Happiness is an inner job

“No one is contended in this world, I believe. There is always something left to desire, and the last thing longed for always seems the most necessary to happiness.” – Marrie Corelli, A Romance of Two Worlds

Do you think that people are capable of finding happiness or are they always searching for something beyond what they have?

“Happiness is an inner job; do not seek it without”, said the great Indian enlightened Master Buddha. At the core of life is the very yearning of the eternal soul to seek fulfilment and complement that it ‘seemingly’ lacks. Alas! The utopian world is but a figment of imagination nowhere to be found. We live in a world that is full of itinerants, that try to wade their way to the fountain of happiness and are thus always in the vain quest of augmenting something more to the already abundant stream of life!

Leo Tolstoy in his story, “how much land does a man require” emphasizes the insatiable desire of humans. Like Pakhom many of us are in a rat race to grab materialistic possessions to which there is virtually no end and thus the bitter defeat is an inevitable consequence - the very desire serves as a deterrent.

In a land that is rife with paupers and half-starved mendicants the very idea of happiness is worthy of heaps of derides.

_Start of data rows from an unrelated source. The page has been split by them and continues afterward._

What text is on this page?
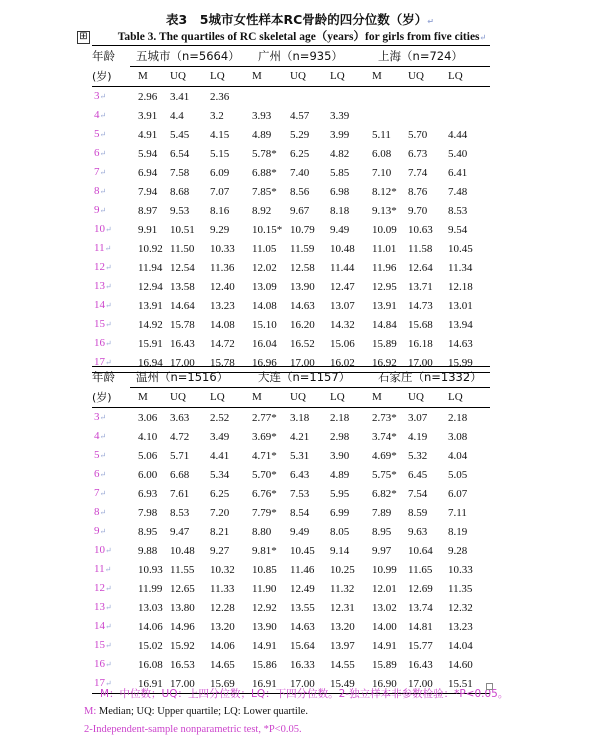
表3　5城市女性样本RC骨龄的四分位数（岁）↵
⊞	Table 3. The quartiles of RC skeletal age（years）for girls from five cities↵
年龄	五城市（n=5664）			广州（n=935）			上海（n=724）		
(岁)	M	UQ	LQ	M	UQ	LQ	M	UQ	LQ
3↵	2.96	3.41	2.36						
4↵	3.91	4.4	3.2	3.93	4.57	3.39			
5↵	4.91	5.45	4.15	4.89	5.29	3.99	5.11	5.70	4.44
6↵	5.94	6.54	5.15	5.78*	6.25	4.82	6.08	6.73	5.40
7↵	6.94	7.58	6.09	6.88*	7.40	5.85	7.10	7.74	6.41
8↵	7.94	8.68	7.07	7.85*	8.56	6.98	8.12*	8.76	7.48
9↵	8.97	9.53	8.16	8.92	9.67	8.18	9.13*	9.70	8.53
10↵	9.91	10.51	9.29	10.15*	10.79	9.49	10.09	10.63	9.54
11↵	10.92	11.50	10.33	11.05	11.59	10.48	11.01	11.58	10.45
12↵	11.94	12.54	11.36	12.02	12.58	11.44	11.96	12.64	11.34
13↵	12.94	13.58	12.40	13.09	13.90	12.47	12.95	13.71	12.18
14↵	13.91	14.64	13.23	14.08	14.63	13.07	13.91	14.73	13.01
15↵	14.92	15.78	14.08	15.10	16.20	14.32	14.84	15.68	13.94
16↵	15.91	16.43	14.72	16.04	16.52	15.06	15.89	16.18	14.63
17↵	16.94	17.00	15.78	16.96	17.00	16.02	16.92	17.00	15.99
年龄	温州（n=1516）			大连（n=1157）			石家庄（n=1332）		
(岁)	M	UQ	LQ	M	UQ	LQ	M	UQ	LQ
3↵	3.06	3.63	2.52	2.77*	3.18	2.18	2.73*	3.07	2.18
4↵	4.10	4.72	3.49	3.69*	4.21	2.98	3.74*	4.19	3.08
5↵	5.06	5.71	4.41	4.71*	5.31	3.90	4.69*	5.32	4.04
6↵	6.00	6.68	5.34	5.70*	6.43	4.89	5.75*	6.45	5.05
7↵	6.93	7.61	6.25	6.76*	7.53	5.95	6.82*	7.54	6.07
8↵	7.98	8.53	7.20	7.79*	8.54	6.99	7.89	8.59	7.11
9↵	8.95	9.47	8.21	8.80	9.49	8.05	8.95	9.63	8.19
10↵	9.88	10.48	9.27	9.81*	10.45	9.14	9.97	10.64	9.28
11↵	10.93	11.55	10.32	10.85	11.46	10.25	10.99	11.65	10.33
12↵	11.99	12.65	11.33	11.90	12.49	11.32	12.01	12.69	11.35
13↵	13.03	13.80	12.28	12.92	13.55	12.31	13.02	13.74	12.32
14↵	14.06	14.96	13.20	13.90	14.63	13.20	14.00	14.81	13.23
15↵	15.02	15.92	14.06	14.91	15.64	13.97	14.91	15.77	14.04
16↵	16.08	16.53	14.65	15.86	16.33	14.55	15.89	16.43	14.60
17↵	16.91	17.00	15.69	16.91	17.00	15.49	16.90	17.00	15.51
M：中位数；UQ：上四分位数；LQ：下四分位数。2-独立样本非参数检验：*P<0.05。
M: Median; UQ: Upper quartile; LQ: Lower quartile.
2-Independent-sample nonparametric test, *P<0.05.
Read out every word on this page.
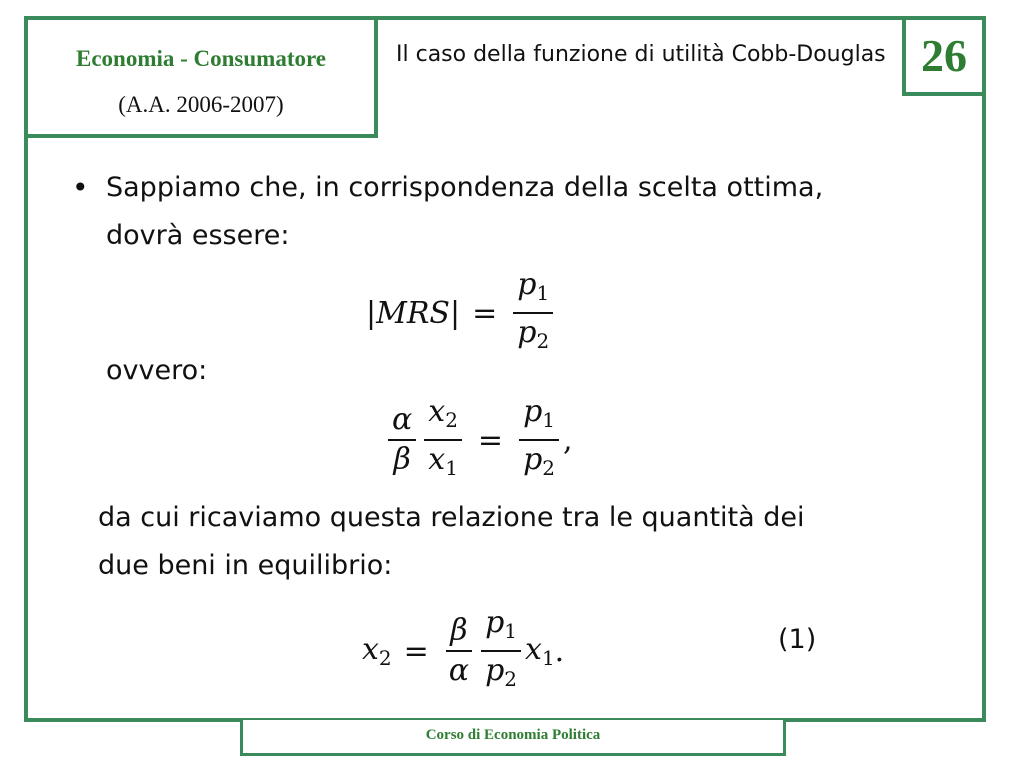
Economia - Consumatore
(A.A. 2006-2007)
Il caso della funzione di utilità Cobb-Douglas 26
• Sappiamo che, in corrispondenza della scelta ottima, dovrà essere:
$|MRS| = \frac{p_1}{p_2}$
ovvero:
$\frac{\alpha}{\beta} \frac{x_2}{x_1} = \frac{p_1}{p_2}$ ,
da cui ricaviamo questa relazione tra le quantità dei due beni in equilibrio:
$x_2 = \frac{\beta}{\alpha} \frac{p_1}{p_2} x_1$ .	(1)
Corso di Economia Politica
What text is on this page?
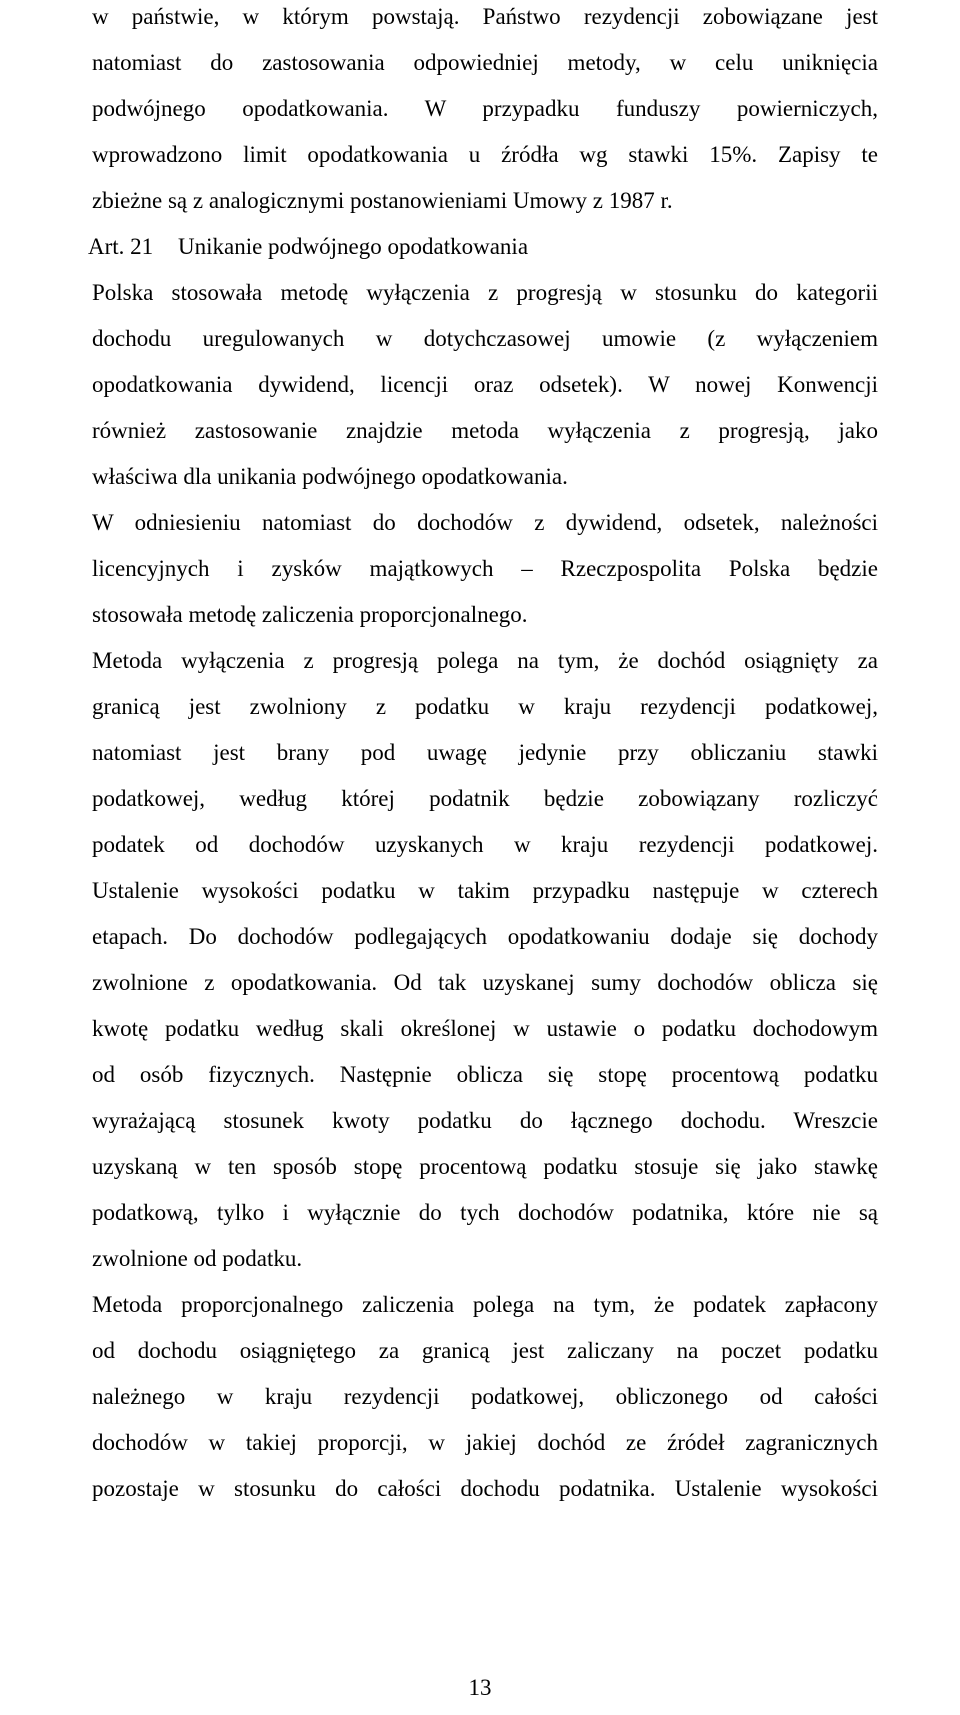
w państwie, w którym powstają. Państwo rezydencji zobowiązane jest
natomiast do zastosowania odpowiedniej metody, w celu uniknięcia
podwójnego opodatkowania. W przypadku funduszy powierniczych,
wprowadzono limit opodatkowania u źródła wg stawki 15%. Zapisy te
zbieżne są z analogicznymi postanowieniami Umowy z 1987 r.
Art. 21 Unikanie podwójnego opodatkowania
Polska stosowała metodę wyłączenia z progresją w stosunku do kategorii
dochodu uregulowanych w dotychczasowej umowie (z wyłączeniem
opodatkowania dywidend, licencji oraz odsetek). W nowej Konwencji
również zastosowanie znajdzie metoda wyłączenia z progresją, jako
właściwa dla unikania podwójnego opodatkowania.
W odniesieniu natomiast do dochodów z dywidend, odsetek, należności
licencyjnych i zysków majątkowych – Rzeczpospolita Polska będzie
stosowała metodę zaliczenia proporcjonalnego.
Metoda wyłączenia z progresją polega na tym, że dochód osiągnięty za
granicą jest zwolniony z podatku w kraju rezydencji podatkowej,
natomiast jest brany pod uwagę jedynie przy obliczaniu stawki
podatkowej, według której podatnik będzie zobowiązany rozliczyć
podatek od dochodów uzyskanych w kraju rezydencji podatkowej.
Ustalenie wysokości podatku w takim przypadku następuje w czterech
etapach. Do dochodów podlegających opodatkowaniu dodaje się dochody
zwolnione z opodatkowania. Od tak uzyskanej sumy dochodów oblicza się
kwotę podatku według skali określonej w ustawie o podatku dochodowym
od osób fizycznych. Następnie oblicza się stopę procentową podatku
wyrażającą stosunek kwoty podatku do łącznego dochodu. Wreszcie
uzyskaną w ten sposób stopę procentową podatku stosuje się jako stawkę
podatkową, tylko i wyłącznie do tych dochodów podatnika, które nie są
zwolnione od podatku.
Metoda proporcjonalnego zaliczenia polega na tym, że podatek zapłacony
od dochodu osiągniętego za granicą jest zaliczany na poczet podatku
należnego w kraju rezydencji podatkowej, obliczonego od całości
dochodów w takiej proporcji, w jakiej dochód ze źródeł zagranicznych
pozostaje w stosunku do całości dochodu podatnika. Ustalenie wysokości
13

Until and unless the basic necessities of an individual such as food are full filled he or she cannot make any progress toward the higher realms where he or she can find happiness in its true sense. A hungry man can never enjoy the mellifluous notes of Beethoven nor can he digest the sublime wisdom of the bible or the Gita!

Apart from abject poverty and ravenous desire that ignites unquenchable thirst, the soul of men seems to be ravished and blemished! Our myopic outset is the root cause of psychological troubles. Our political, economic and social structure that promotes capitalism will never allow an individual to be at rest with his or her own self lest he or she be made of some different mettle than clay and mud!


The golden age must have been the far-fetched illusion that pulls the curtains down upon the reality at the horizon! Happiness inherently is the virtue that springs forth from the deep of men but to search for the ephemeral – the fleeting is our nature! This is the greatest of the paradoxes – our search for more than we have – and thus we are bound to fail in our endeavors to be happy by burgeoning to the titanic vessel!